Question

A company that produces 8-oz low-fat yogurt cups wanted to estimate the mean number of calories for such cups. A random sample of 10 such cups produced the following numbers of calories: Assume that the number of calories in such cups are normally distributed.

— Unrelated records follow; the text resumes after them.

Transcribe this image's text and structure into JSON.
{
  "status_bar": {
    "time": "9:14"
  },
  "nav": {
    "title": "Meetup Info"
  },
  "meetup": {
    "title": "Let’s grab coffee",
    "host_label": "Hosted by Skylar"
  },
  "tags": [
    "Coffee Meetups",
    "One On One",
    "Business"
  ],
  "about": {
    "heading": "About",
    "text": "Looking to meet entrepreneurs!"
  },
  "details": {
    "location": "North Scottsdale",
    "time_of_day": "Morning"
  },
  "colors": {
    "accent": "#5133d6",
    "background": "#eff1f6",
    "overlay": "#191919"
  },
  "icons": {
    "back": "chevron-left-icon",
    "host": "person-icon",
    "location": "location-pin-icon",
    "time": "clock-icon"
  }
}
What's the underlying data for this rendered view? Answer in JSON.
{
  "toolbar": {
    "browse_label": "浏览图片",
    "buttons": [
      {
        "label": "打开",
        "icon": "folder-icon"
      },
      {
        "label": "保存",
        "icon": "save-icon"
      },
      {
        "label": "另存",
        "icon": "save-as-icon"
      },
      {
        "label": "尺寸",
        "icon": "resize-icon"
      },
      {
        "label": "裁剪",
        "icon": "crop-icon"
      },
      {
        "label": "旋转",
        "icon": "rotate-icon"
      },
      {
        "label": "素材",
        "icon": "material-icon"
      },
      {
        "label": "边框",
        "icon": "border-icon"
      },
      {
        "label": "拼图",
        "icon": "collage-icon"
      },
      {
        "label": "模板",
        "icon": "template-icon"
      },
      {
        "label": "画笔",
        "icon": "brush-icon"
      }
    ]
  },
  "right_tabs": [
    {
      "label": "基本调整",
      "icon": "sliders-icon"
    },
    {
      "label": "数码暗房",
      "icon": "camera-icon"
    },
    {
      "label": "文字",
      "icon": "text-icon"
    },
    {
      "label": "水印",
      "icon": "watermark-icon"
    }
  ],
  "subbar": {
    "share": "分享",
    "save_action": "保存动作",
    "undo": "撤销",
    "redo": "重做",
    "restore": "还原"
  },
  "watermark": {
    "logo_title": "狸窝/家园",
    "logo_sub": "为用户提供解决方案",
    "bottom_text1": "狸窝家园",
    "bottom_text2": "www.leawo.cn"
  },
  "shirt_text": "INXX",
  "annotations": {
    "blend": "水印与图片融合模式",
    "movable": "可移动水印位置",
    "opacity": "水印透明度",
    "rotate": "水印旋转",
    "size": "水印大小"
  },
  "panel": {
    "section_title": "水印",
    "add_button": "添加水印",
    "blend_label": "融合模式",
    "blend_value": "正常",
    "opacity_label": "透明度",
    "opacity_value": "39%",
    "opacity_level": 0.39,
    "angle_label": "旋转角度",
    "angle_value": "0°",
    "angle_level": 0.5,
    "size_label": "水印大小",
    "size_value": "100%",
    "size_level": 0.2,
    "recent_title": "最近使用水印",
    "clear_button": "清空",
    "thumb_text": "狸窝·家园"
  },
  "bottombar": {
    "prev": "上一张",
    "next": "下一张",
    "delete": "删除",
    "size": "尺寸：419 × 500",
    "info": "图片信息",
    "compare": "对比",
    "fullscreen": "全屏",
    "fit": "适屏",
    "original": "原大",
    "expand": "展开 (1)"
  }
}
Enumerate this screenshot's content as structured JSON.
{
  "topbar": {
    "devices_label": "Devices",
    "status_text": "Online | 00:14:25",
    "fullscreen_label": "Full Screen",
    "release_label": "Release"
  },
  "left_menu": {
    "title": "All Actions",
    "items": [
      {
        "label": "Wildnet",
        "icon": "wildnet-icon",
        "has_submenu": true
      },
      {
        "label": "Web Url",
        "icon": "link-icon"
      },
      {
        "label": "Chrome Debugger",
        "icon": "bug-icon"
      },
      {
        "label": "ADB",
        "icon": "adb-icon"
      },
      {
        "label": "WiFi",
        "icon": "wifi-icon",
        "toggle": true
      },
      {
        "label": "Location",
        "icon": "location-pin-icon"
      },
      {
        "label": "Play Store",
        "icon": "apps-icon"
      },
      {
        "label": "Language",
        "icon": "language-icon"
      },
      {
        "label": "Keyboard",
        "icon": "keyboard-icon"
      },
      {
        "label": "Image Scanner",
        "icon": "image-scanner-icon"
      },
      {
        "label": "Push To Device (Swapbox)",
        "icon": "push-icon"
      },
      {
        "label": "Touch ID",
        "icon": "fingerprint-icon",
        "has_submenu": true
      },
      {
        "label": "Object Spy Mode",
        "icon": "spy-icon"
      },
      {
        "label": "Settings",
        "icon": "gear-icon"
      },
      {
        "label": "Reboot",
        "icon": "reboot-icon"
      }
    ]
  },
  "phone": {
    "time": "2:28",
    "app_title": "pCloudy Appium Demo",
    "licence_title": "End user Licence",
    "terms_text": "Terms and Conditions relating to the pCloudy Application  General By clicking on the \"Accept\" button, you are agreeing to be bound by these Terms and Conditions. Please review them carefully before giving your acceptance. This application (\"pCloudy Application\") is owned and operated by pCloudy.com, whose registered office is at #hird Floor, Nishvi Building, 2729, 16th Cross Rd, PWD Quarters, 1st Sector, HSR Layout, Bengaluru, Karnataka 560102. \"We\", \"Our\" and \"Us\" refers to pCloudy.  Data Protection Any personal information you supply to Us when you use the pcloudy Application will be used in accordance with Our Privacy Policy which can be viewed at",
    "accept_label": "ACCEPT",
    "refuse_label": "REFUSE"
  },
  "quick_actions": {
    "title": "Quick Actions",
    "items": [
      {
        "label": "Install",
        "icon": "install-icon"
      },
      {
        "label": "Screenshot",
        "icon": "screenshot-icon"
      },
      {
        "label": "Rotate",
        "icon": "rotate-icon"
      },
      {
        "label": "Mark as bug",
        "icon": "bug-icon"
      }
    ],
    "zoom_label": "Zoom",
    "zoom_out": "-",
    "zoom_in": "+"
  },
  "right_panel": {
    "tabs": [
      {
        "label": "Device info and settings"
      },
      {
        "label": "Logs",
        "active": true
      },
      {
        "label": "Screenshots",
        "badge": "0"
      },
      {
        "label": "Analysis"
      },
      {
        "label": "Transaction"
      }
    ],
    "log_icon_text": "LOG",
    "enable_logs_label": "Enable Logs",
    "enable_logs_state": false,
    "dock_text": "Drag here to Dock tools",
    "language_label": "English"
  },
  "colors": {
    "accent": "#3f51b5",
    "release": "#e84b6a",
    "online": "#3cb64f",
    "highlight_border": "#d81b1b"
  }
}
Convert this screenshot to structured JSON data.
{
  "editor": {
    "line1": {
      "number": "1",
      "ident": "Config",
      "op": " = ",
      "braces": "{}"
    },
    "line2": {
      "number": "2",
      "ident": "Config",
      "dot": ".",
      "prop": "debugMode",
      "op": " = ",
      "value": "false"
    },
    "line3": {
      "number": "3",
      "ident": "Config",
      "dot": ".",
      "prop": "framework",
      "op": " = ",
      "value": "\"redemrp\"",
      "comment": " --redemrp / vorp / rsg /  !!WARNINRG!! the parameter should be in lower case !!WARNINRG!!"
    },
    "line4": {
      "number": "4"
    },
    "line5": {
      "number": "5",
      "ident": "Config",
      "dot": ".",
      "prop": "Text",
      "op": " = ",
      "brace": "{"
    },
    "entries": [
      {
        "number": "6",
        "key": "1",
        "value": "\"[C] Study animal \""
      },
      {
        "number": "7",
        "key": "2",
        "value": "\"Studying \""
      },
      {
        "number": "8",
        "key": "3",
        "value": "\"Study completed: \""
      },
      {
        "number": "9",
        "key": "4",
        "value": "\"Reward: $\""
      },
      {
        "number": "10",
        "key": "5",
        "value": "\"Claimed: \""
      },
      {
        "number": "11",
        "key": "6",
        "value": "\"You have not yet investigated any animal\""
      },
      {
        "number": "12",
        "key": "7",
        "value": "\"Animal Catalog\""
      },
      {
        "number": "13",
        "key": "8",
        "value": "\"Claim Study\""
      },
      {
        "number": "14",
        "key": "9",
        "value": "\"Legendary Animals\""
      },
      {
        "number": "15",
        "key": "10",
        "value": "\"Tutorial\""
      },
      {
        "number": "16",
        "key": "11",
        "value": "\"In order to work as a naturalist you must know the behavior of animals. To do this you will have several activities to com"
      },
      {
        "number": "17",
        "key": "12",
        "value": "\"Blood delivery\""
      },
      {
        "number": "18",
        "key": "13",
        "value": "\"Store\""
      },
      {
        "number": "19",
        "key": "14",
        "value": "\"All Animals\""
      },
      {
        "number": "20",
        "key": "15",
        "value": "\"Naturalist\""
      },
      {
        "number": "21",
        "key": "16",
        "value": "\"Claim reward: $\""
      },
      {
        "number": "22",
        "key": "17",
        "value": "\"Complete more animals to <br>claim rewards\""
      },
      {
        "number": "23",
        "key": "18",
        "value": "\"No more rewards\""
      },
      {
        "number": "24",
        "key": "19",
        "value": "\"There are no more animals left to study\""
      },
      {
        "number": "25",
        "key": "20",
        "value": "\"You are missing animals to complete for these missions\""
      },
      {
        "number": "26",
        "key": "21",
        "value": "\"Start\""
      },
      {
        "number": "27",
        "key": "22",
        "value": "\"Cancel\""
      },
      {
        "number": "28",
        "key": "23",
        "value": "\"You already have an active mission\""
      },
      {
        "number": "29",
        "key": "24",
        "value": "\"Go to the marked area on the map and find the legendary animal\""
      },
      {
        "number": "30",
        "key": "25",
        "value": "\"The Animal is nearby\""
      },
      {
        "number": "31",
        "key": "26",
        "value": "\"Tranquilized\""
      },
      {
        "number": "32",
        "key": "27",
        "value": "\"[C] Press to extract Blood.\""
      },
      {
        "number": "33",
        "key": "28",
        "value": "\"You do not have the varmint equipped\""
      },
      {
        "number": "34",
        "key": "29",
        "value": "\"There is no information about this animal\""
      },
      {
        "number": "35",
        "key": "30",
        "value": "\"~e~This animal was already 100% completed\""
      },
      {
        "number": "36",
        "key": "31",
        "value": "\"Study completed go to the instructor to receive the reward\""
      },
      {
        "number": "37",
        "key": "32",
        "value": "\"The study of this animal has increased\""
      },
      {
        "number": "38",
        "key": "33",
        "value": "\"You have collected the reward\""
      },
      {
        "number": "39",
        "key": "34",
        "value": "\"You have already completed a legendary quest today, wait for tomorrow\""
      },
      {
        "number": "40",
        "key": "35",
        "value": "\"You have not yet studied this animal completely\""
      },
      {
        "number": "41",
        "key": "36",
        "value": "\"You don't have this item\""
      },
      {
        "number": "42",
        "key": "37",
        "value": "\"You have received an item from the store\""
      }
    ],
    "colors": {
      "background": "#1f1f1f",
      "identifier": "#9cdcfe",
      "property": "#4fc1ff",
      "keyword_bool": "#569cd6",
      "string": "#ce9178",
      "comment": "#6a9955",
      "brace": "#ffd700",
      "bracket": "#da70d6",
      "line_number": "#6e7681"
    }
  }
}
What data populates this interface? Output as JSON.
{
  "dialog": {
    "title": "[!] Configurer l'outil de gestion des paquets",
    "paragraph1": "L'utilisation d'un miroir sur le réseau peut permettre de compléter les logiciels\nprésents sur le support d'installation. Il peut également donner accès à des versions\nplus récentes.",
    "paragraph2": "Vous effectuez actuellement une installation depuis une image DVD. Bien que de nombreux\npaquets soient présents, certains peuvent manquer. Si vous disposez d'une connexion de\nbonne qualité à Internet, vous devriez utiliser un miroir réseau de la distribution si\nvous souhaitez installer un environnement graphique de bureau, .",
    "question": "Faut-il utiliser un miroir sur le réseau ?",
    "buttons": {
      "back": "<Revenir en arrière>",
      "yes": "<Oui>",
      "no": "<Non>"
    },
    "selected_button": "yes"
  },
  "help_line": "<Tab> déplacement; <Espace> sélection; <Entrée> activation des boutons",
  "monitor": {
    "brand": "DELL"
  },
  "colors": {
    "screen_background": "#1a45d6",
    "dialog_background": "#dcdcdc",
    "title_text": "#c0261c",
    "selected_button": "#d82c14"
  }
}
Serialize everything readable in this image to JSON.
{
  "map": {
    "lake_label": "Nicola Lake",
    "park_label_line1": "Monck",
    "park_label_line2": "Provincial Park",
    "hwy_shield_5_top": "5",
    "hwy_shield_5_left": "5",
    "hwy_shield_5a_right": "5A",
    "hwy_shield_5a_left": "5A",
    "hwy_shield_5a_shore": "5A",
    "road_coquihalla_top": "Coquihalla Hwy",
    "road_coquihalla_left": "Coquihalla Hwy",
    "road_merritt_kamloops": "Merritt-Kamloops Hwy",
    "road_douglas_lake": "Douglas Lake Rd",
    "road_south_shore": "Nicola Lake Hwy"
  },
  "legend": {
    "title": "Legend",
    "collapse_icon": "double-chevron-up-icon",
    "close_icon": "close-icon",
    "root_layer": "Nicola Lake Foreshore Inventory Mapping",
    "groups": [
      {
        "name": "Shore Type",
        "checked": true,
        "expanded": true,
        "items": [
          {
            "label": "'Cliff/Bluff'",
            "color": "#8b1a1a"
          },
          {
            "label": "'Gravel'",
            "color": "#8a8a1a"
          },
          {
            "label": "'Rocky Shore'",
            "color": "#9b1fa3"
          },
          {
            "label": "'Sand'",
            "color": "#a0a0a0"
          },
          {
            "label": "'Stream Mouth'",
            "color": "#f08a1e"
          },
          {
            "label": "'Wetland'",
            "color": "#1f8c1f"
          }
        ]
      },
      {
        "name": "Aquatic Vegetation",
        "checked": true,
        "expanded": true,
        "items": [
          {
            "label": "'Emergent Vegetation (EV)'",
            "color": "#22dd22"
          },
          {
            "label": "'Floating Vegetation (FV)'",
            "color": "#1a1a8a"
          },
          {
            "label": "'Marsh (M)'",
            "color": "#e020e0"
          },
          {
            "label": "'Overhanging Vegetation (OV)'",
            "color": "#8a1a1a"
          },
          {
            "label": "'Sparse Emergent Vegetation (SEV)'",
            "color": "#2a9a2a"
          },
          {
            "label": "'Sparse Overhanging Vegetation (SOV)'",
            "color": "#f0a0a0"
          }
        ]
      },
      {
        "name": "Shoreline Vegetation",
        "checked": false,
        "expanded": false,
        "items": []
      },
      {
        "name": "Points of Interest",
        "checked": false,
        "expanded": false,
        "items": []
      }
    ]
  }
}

147 159 153 146 144 148 163 153 143 158

a. What is the point estimate of the mean calories for 8-oz low-fat yogurt cups?

b. Construct a 95% confidence interval for the mean calories for this sample.

c. For a significance level of 5%, test the statement that average number of calories in 8-oz low-fat yogurt cups is less than 160 calories.

Answer 1

a)

Point estimate = sample mean, xbar = 151.4

b)

sample standard deviation, s = 6.8832
sample size, n = 10
degrees of freedom, df = n - 1 = 9

Given CI level is 95%, hence α = 1 - 0.95 = 0.05
α/2 = 0.05/2 = 0.025, tc = t(α/2, df) = 2.262

ME = tc * s/sqrt(n)
ME = 2.262 * 6.8832/sqrt(10)
ME = 4.924

CI = (xbar - tc * s/sqrt(n) , xbar + tc * s/sqrt(n))
CI = (151.4 - 2.262 * 6.8832/sqrt(10) , 151.4 + 2.262 * 6.8832/sqrt(10))
CI = (146.48 , 156.32)

C)

Below are the null and alternative Hypothesis,
Null Hypothesis, H0: μ = 160
Alternative Hypothesis, Ha: μ < 160

Rejection Region
This is left tailed test, for α = 0.05 and df = 9
Critical value of t is -1.833.
Hence reject H0 if t < -1.833

Test statistic,
t = (xbar - mu)/(s/sqrt(n))
t = (151.4 - 160)/(6.8832/sqrt(10))
t = -3.951

P-value Approach
P-value = 0.0017
As P-value < 0.05, reject the null hypothesis.